A l'époque de «Bienne la Rouge», les femmes n'ont pas encore suffisamment de poids dans le mouvement ouvrier. Mais l'exposition met en évidence un épisode montrant qu'elles étaient loin de se laisser faire. Entre 1930 et 1931 en effet, un groupe de consommatrices mené par Heidi Rüegger et Alice Boder-Lauper exige que la livraison de lait redevienne un service gratuit comme dans certaines autres villes. Ce service avait partiellement été aboli après la Première Guerre, au grand dam des ouvrières contraintes de se rendre quotidiennement dans les débits de lait en plus de leur travail. Avec le soutien des femmes socialistes, plusieurs sociétés féministes luttent pour cette revendication. Mais la coopérative de consommation, pourtant issue du mouvement ouvrier, s'y oppose au prétexte que cela allait renchérir le prix du lait. La commune reste neutre et propose une médiation. Les protestataires boycottent les débits et organisent une manifestation rassemblant 800 femmes. En 1933, les consommatrices n'hésitent pas à créer leur propre laiterie, la Central-Molkerei SA, qui se charge des livraisons à domicile. Cette centrale est boycottée par les producteurs de lait régionaux et se voit contrainte de s’approvisionner à Lucerne ou à Fribourg. Cette guerre du lait s'achèvera avec la promulgation d'une ordonnance fédérale réinstaurant la distribution gratuite du lait.

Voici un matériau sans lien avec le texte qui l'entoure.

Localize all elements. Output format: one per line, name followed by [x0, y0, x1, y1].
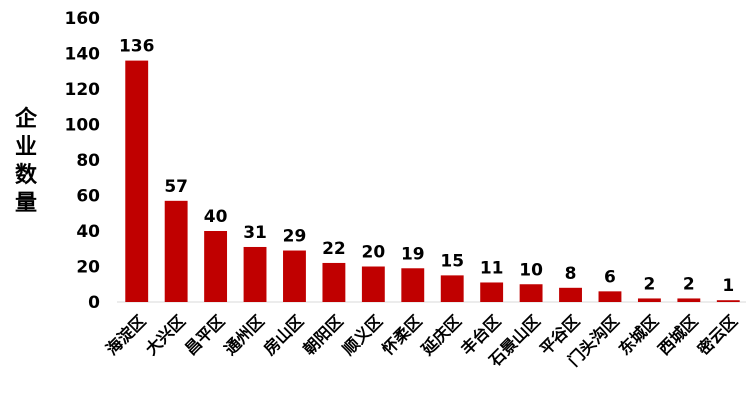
- bar: [637, 298, 661, 302]
- y-axis-ticks: 0 20 40 60 80 100 120 140 160: [65, 9, 101, 313]
- data-label: 40: [204, 207, 228, 227]
- x-tick-label: 顺义区: [339, 311, 386, 358]
- y-tick-label: 0: [88, 293, 100, 313]
- bar: [401, 268, 425, 302]
- y-tick-label: 60: [76, 187, 100, 207]
- x-tick-label: 延庆区: [417, 311, 465, 359]
- data-label: 19: [401, 244, 425, 264]
- x-tick-label: 海淀区: [102, 311, 149, 358]
- y-tick-label: 140: [65, 45, 101, 65]
- bar: [361, 266, 385, 302]
- x-tick-label: 东城区: [615, 311, 662, 358]
- data-label: 8: [565, 264, 577, 284]
- y-axis-label-char: 业: [15, 135, 37, 160]
- x-tick-label: 大兴区: [142, 311, 189, 358]
- x-tick-label: 房山区: [260, 311, 307, 358]
- x-tick-label: 昌平区: [181, 311, 228, 358]
- bar: [716, 300, 740, 302]
- bar: [480, 282, 504, 302]
- data-label: 22: [322, 239, 346, 259]
- data-label: 2: [643, 274, 655, 294]
- bar: [243, 246, 267, 302]
- data-label: 20: [362, 243, 386, 263]
- y-tick-label: 100: [65, 116, 101, 136]
- data-label: 6: [604, 267, 616, 287]
- data-label: 2: [683, 274, 695, 294]
- y-tick-label: 80: [76, 151, 100, 171]
- bar: [204, 231, 228, 302]
- data-label: 31: [243, 223, 267, 243]
- y-axis-label-char: 数: [15, 162, 38, 188]
- x-tick-label: 密云区: [693, 311, 741, 359]
- x-tick-label: 西城区: [654, 311, 701, 358]
- x-axis-ticks: 海淀区大兴区昌平区通州区房山区朝阳区顺义区怀柔区延庆区丰台区石景山区平谷区门头沟…: [102, 311, 741, 370]
- data-label: 1: [722, 276, 734, 296]
- bar: [125, 60, 149, 302]
- bar: [440, 275, 464, 302]
- bar: [519, 284, 543, 302]
- data-label: 57: [164, 177, 188, 197]
- bar: [283, 250, 306, 302]
- x-tick-label: 通州区: [220, 311, 267, 358]
- data-label: 136: [119, 37, 155, 57]
- y-tick-label: 20: [76, 258, 100, 278]
- x-tick-label: 朝阳区: [299, 311, 346, 358]
- bar: [164, 200, 188, 302]
- data-label: 29: [283, 227, 307, 247]
- y-axis-label-char: 量: [15, 191, 37, 216]
- x-tick-label: 怀柔区: [378, 311, 425, 358]
- y-axis-label-char: 企: [14, 106, 38, 132]
- y-tick-label: 40: [76, 222, 100, 242]
- bar: [322, 262, 346, 302]
- data-label: 15: [440, 251, 464, 271]
- y-tick-label: 160: [65, 9, 101, 29]
- bar: [677, 298, 701, 302]
- bar: [559, 287, 582, 302]
- y-tick-label: 120: [65, 80, 101, 100]
- data-label: 10: [519, 260, 543, 280]
- bar: [598, 291, 622, 302]
- data-label: 11: [480, 258, 504, 278]
- bars: [125, 60, 740, 302]
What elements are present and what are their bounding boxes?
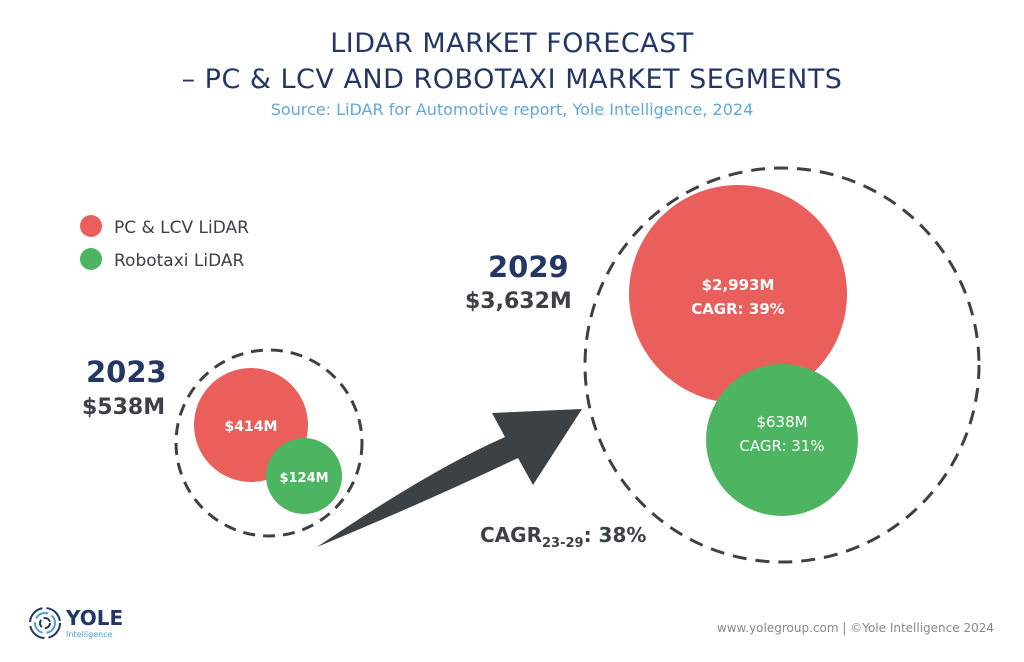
growth-arrow bbox=[317, 409, 582, 547]
value-label-2029-pc-lcv: $2,993M bbox=[702, 276, 775, 294]
bubble-2023-robotaxi bbox=[266, 438, 342, 514]
legend-label-pc-lcv: PC & LCV LiDAR bbox=[114, 218, 249, 238]
legend-swatch-pc-lcv bbox=[80, 215, 102, 237]
year-2029-label: 2029 bbox=[488, 250, 569, 284]
yole-swirl-icon bbox=[29, 607, 61, 639]
total-2029-label: $3,632M bbox=[465, 289, 572, 314]
cagr-value: : 38% bbox=[583, 523, 647, 547]
dashed-boundary-2023 bbox=[174, 348, 364, 538]
value-label-2029-robotaxi: $638M bbox=[756, 413, 807, 431]
value-label-2023-pc-lcv: $414M bbox=[225, 419, 278, 435]
cagr-prefix: CAGR bbox=[480, 523, 542, 547]
bubble-2029-robotaxi bbox=[706, 364, 858, 516]
overall-cagr-label: CAGR23-29: 38% bbox=[480, 522, 646, 550]
legend-label-robotaxi: Robotaxi LiDAR bbox=[114, 251, 245, 271]
cagr-period: 23-29 bbox=[541, 536, 584, 551]
footer-credit: www.yolegroup.com | ©Yole Intelligence 2… bbox=[716, 621, 994, 635]
dashed-boundary-2029 bbox=[583, 166, 981, 564]
year-2023-label: 2023 bbox=[86, 355, 167, 389]
cagr-label-2029-pc-lcv: CAGR: 39% bbox=[691, 300, 785, 318]
bubble-2029-pc-lcv bbox=[629, 185, 847, 403]
title-line-1: LIDAR MARKET FORECAST bbox=[330, 28, 694, 59]
title-line-2: – PC & LCV AND ROBOTAXI MARKET SEGMENTS bbox=[181, 64, 843, 95]
value-label-2023-robotaxi: $124M bbox=[279, 471, 328, 486]
total-2023-label: $538M bbox=[82, 395, 165, 420]
source-subtitle: Source: LiDAR for Automotive report, Yol… bbox=[270, 100, 754, 119]
legend-swatch-robotaxi bbox=[80, 248, 102, 270]
cagr-label-2029-robotaxi: CAGR: 31% bbox=[739, 437, 824, 455]
yole-logo: YOLE Intelligence bbox=[28, 606, 123, 640]
logo-sub: Intelligence bbox=[66, 630, 113, 639]
logo-word: YOLE bbox=[66, 606, 124, 630]
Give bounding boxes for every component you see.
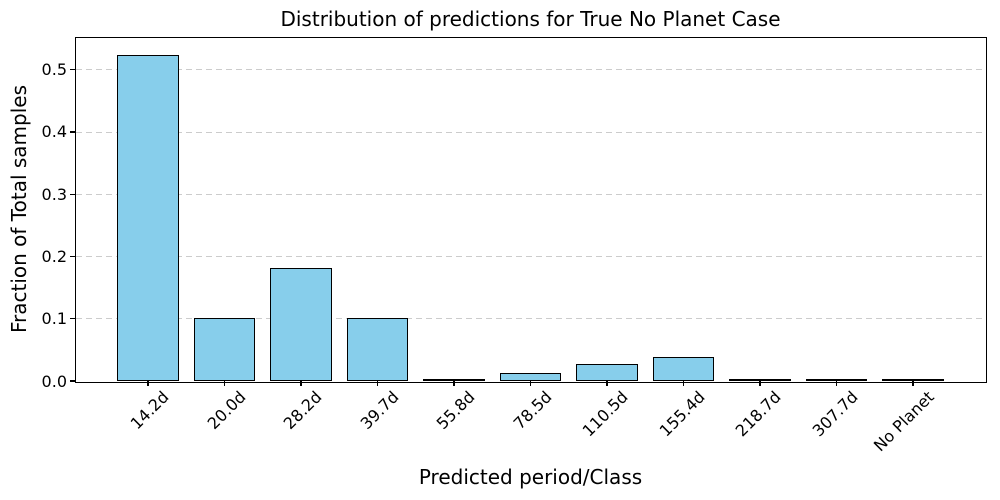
x-tick-mark	[835, 381, 838, 386]
chart-title: Distribution of predictions for True No …	[280, 7, 781, 31]
x-tick-mark	[759, 381, 761, 386]
y-gridline	[76, 256, 985, 257]
y-tick-label: 0.4	[41, 122, 67, 142]
plot-area: 0.0 0.1 0.2 0.3 0.4 0.5 14.2d 20.0d 28.2d 39.7d 55…	[42, 36, 987, 455]
bar	[652, 357, 715, 381]
y-gridline	[76, 318, 985, 320]
x-tick-label: 20.0d	[203, 387, 250, 434]
bar	[729, 379, 791, 381]
bar	[423, 379, 485, 381]
y-tick-label: 0.1	[41, 309, 67, 329]
y-tick-mark	[69, 318, 75, 320]
x-tick-label: 55.8d	[432, 387, 479, 434]
y-gridline	[76, 69, 985, 71]
y-gridline	[76, 193, 985, 195]
y-tick-mark	[69, 69, 75, 71]
x-tick-mark	[147, 381, 149, 386]
x-tick-label: 110.5d	[578, 387, 632, 441]
y-tick-label: 0.3	[41, 184, 67, 204]
bar	[499, 372, 562, 381]
y-gridline	[76, 131, 985, 133]
bar	[576, 363, 638, 381]
bar	[193, 317, 256, 381]
x-axis-label: Predicted period/Class	[418, 465, 643, 489]
x-tick-label: 155.4d	[655, 387, 709, 441]
bar	[805, 379, 868, 381]
y-tick-mark	[69, 193, 75, 195]
x-tick-mark	[223, 381, 226, 386]
x-tick-mark	[453, 381, 455, 386]
bar	[117, 54, 179, 381]
x-tick-label: 39.7d	[356, 387, 403, 434]
y-axis-label: Fraction of Total samples	[7, 84, 31, 334]
x-tick-mark	[682, 381, 685, 386]
x-tick-mark	[300, 381, 302, 386]
x-tick-mark	[912, 381, 914, 386]
bar	[270, 268, 332, 381]
y-tick-mark	[69, 380, 75, 382]
bar	[346, 317, 409, 381]
y-tick-label: 0.0	[41, 371, 67, 391]
x-tick-label: 28.2d	[279, 387, 326, 434]
y-tick-label: 0.5	[41, 60, 67, 80]
x-tick-mark	[529, 381, 532, 386]
x-tick-mark	[376, 381, 379, 386]
x-tick-label: 14.2d	[126, 387, 173, 434]
x-tick-mark	[606, 381, 608, 386]
y-tick-label: 0.2	[41, 246, 67, 266]
y-tick-mark	[69, 131, 75, 133]
y-tick-mark	[69, 255, 75, 258]
x-tick-label: 218.7d	[731, 387, 785, 441]
x-tick-label: 78.5d	[509, 387, 556, 434]
bar	[882, 379, 944, 381]
x-tick-label: No Planet	[869, 387, 938, 456]
x-tick-label: 307.7d	[808, 387, 862, 441]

Bouteille de lait exposée.
Le lait, boisson de base d’un prolétariat aux conditions de travail difficiles. Ici, une bouteille de la laiterie Grünig, de l'Union biennoise de producteurs de lait, exposée au musée. © Pierre Noverraz

Infos pratiques

Exposition «100 ans de Bienne la Rouge», jusqu'au 27 février 2022, du mardi au dimanche de 11h à 17h.

Des visites commentées sont proposées les samedis 29 janvier, 12 et 26 février, à 10h30 sur, respectivement, le Quartier de la gare, la Champagne et la Coopérative FAB-A.